The Exclusionary Rule (The Principle of Rejecting Evidences) in Law of the United States and Comparing with the Similar Sanctions in the Law of Iran

Document Type : Original Article

Author

Assistant professor at Shahid Beheshti University

Abstract

One of the sanctions in some legal systems to respect law in achieving considered evidences is the gathered evidences which are resulted from unlawful measures of officers are not qualified to be presented and given in courts. It is known as “the Exclusionary Rule” and like this, in the legal system of the United States in relation to the illegal inspection and seizure it is operated. With respect to this principle, in some cases exercising this rule leads to not convict the dangerous criminals and it has provoked a lot of criticisms and the United States Supreme Court has attempted to restrict the scope of this rule in recent years.
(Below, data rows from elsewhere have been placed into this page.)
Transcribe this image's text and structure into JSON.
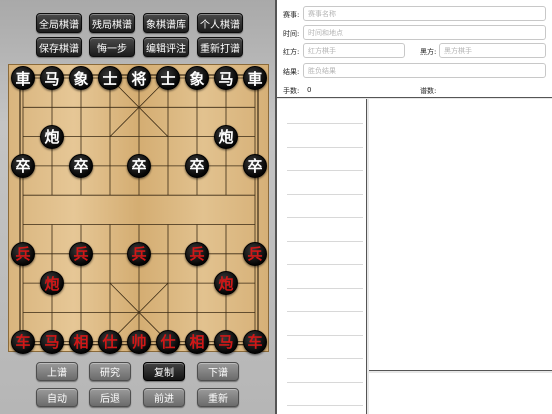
{
  "top_buttons": [
    "全局棋谱",
    "残局棋谱",
    "象棋谱库",
    "个人棋谱",
    "保存棋谱",
    "悔一步",
    "编辑评注",
    "重新打谱"
  ],
  "bottom_buttons": [
    "上谱",
    "研究",
    "复制",
    "下谱",
    "自动",
    "后退",
    "前进",
    "重新"
  ],
  "info": {
    "event_label": "赛事:",
    "event_placeholder": "赛事名称",
    "time_label": "时间:",
    "time_placeholder": "时间和地点",
    "red_label": "红方:",
    "red_placeholder": "红方棋手",
    "black_label": "黑方:",
    "black_placeholder": "黑方棋手",
    "result_label": "结果:",
    "result_placeholder": "胜负结果",
    "moves_label": "手数:",
    "moves_value": "0",
    "score_label": "谱数:"
  },
  "pieces": [
    {
      "char": "車",
      "side": "black",
      "file": 0,
      "rank": 0
    },
    {
      "char": "马",
      "side": "black",
      "file": 1,
      "rank": 0
    },
    {
      "char": "象",
      "side": "black",
      "file": 2,
      "rank": 0
    },
    {
      "char": "士",
      "side": "black",
      "file": 3,
      "rank": 0
    },
    {
      "char": "将",
      "side": "black",
      "file": 4,
      "rank": 0
    },
    {
      "char": "士",
      "side": "black",
      "file": 5,
      "rank": 0
    },
    {
      "char": "象",
      "side": "black",
      "file": 6,
      "rank": 0
    },
    {
      "char": "马",
      "side": "black",
      "file": 7,
      "rank": 0
    },
    {
      "char": "車",
      "side": "black",
      "file": 8,
      "rank": 0
    },
    {
      "char": "炮",
      "side": "black",
      "file": 1,
      "rank": 2
    },
    {
      "char": "炮",
      "side": "black",
      "file": 7,
      "rank": 2
    },
    {
      "char": "卒",
      "side": "black",
      "file": 0,
      "rank": 3
    },
    {
      "char": "卒",
      "side": "black",
      "file": 2,
      "rank": 3
    },
    {
      "char": "卒",
      "side": "black",
      "file": 4,
      "rank": 3
    },
    {
      "char": "卒",
      "side": "black",
      "file": 6,
      "rank": 3
    },
    {
      "char": "卒",
      "side": "black",
      "file": 8,
      "rank": 3
    },
    {
      "char": "兵",
      "side": "red",
      "file": 0,
      "rank": 6
    },
    {
      "char": "兵",
      "side": "red",
      "file": 2,
      "rank": 6
    },
    {
      "char": "兵",
      "side": "red",
      "file": 4,
      "rank": 6
    },
    {
      "char": "兵",
      "side": "red",
      "file": 6,
      "rank": 6
    },
    {
      "char": "兵",
      "side": "red",
      "file": 8,
      "rank": 6
    },
    {
      "char": "炮",
      "side": "red",
      "file": 1,
      "rank": 7
    },
    {
      "char": "炮",
      "side": "red",
      "file": 7,
      "rank": 7
    },
    {
      "char": "车",
      "side": "red",
      "file": 0,
      "rank": 9
    },
    {
      "char": "马",
      "side": "red",
      "file": 1,
      "rank": 9
    },
    {
      "char": "相",
      "side": "red",
      "file": 2,
      "rank": 9
    },
    {
      "char": "仕",
      "side": "red",
      "file": 3,
      "rank": 9
    },
    {
      "char": "帅",
      "side": "red",
      "file": 4,
      "rank": 9
    },
    {
      "char": "仕",
      "side": "red",
      "file": 5,
      "rank": 9
    },
    {
      "char": "相",
      "side": "red",
      "file": 6,
      "rank": 9
    },
    {
      "char": "马",
      "side": "red",
      "file": 7,
      "rank": 9
    },
    {
      "char": "车",
      "side": "red",
      "file": 8,
      "rank": 9
    }
  ],
  "colors": {
    "red_piece_text": "#d01818",
    "black_piece_text": "#ffffff",
    "board": "#e0bf8c"
  }
}
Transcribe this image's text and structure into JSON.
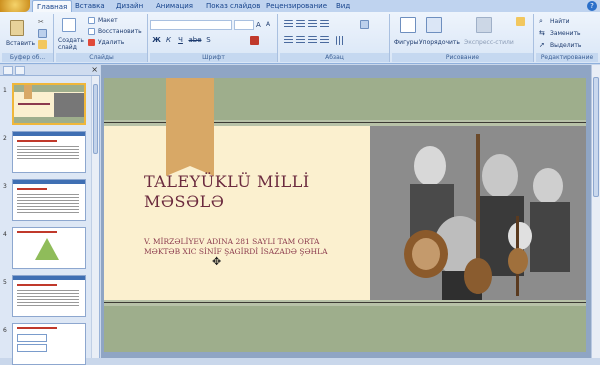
{
  "ribbon": {
    "tabs": [
      "Главная",
      "Вставка",
      "Дизайн",
      "Анимация",
      "Показ слайдов",
      "Рецензирование",
      "Вид"
    ],
    "clipboard": {
      "paste": "Вставить",
      "group": "Буфер об..."
    },
    "slides": {
      "new_slide": "Создать слайд",
      "layout": "Макет",
      "reset": "Восстановить",
      "delete": "Удалить",
      "group": "Слайды"
    },
    "font": {
      "group": "Шрифт",
      "bold": "Ж",
      "italic": "К",
      "underline": "Ч",
      "strike": "abe",
      "shadow": "S"
    },
    "paragraph": {
      "group": "Абзац"
    },
    "drawing": {
      "shapes": "Фигуры",
      "arrange": "Упорядочить",
      "quick_styles": "Экспресс-стили",
      "group": "Рисование"
    },
    "editing": {
      "find": "Найти",
      "replace": "Заменить",
      "select": "Выделить",
      "group": "Редактирование"
    }
  },
  "panel": {
    "slide_numbers": [
      "1",
      "2",
      "3",
      "4",
      "5",
      "6"
    ]
  },
  "slide": {
    "title_line1": "TALEYÜKLÜ MİLLİ",
    "title_line2": "MƏSƏLƏ",
    "subtitle_line1": "V. MİRZƏLİYEV ADINA 281 SAYLI TAM ORTA",
    "subtitle_line2": "MƏKTƏB XIC SİNİF ŞAGİRDİ İSAZADƏ ŞƏHLA"
  }
}
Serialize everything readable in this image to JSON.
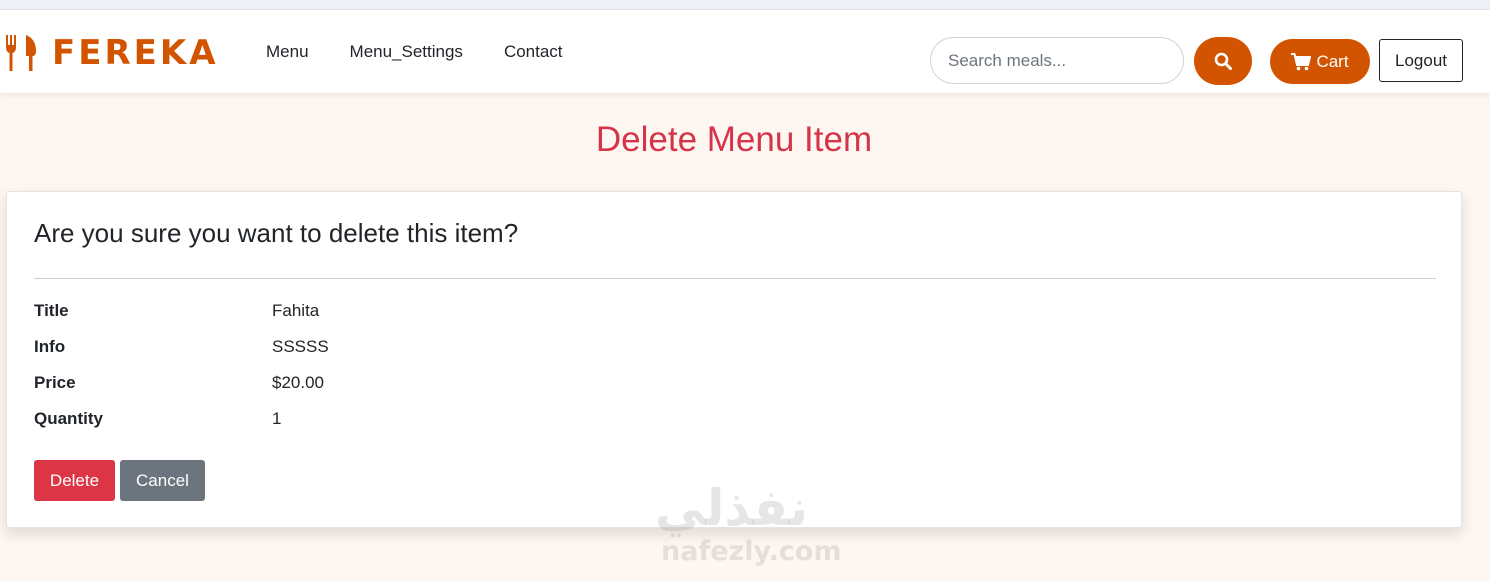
{
  "brand": {
    "name": "FEREKA",
    "icon": "fork-knife-icon",
    "color": "#d35400"
  },
  "nav": {
    "links": [
      "Menu",
      "Menu_Settings",
      "Contact"
    ]
  },
  "search": {
    "placeholder": "Search meals...",
    "value": "",
    "icon": "search-icon"
  },
  "header_actions": {
    "cart_label": "Cart",
    "cart_icon": "cart-icon",
    "logout_label": "Logout"
  },
  "page": {
    "title": "Delete Menu Item"
  },
  "confirm": {
    "heading": "Are you sure you want to delete this item?",
    "details": [
      {
        "label": "Title",
        "value": "Fahita"
      },
      {
        "label": "Info",
        "value": "SSSSS"
      },
      {
        "label": "Price",
        "value": "$20.00"
      },
      {
        "label": "Quantity",
        "value": "1"
      }
    ],
    "delete_label": "Delete",
    "cancel_label": "Cancel"
  },
  "watermark": {
    "arabic": "نفذلي",
    "latin": "nafezly.com"
  },
  "colors": {
    "accent": "#d35400",
    "title": "#d63448",
    "danger": "#dc3545",
    "secondary": "#6c757d",
    "background": "#fdf6f1"
  }
}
But in the legal system of Iran, the code of the criminal procedure of Iran (codified 1392) has a (short) look to this rule and is accepted a manifestation of it (the right to have a lawyer) in its note 1 of Article 190. But this legal requirement never has been implemented and before it was put into effect or implemented, it was changed in the reforms of the mentioned law in 1394 and “the Exclusionary Rule” is rejected. The principle 38 of the Constitution of the Islamic Republic of Iran and Article 9 of the law has clearly stated (accepted) the legitimate freedoms, and the protection of the citizens’ rights and in spite of being forbidden all forms of torture for the purpose of extracting confession or acquiring Information but they basically (fundamentally) differ from “the Exclusionary Rule” and for this reason the existence of these principles do not indicate the acceptance of this rule in law of Iran. Therefore, now practically there is no instance of the mentioned rule in the criminal law of Iran.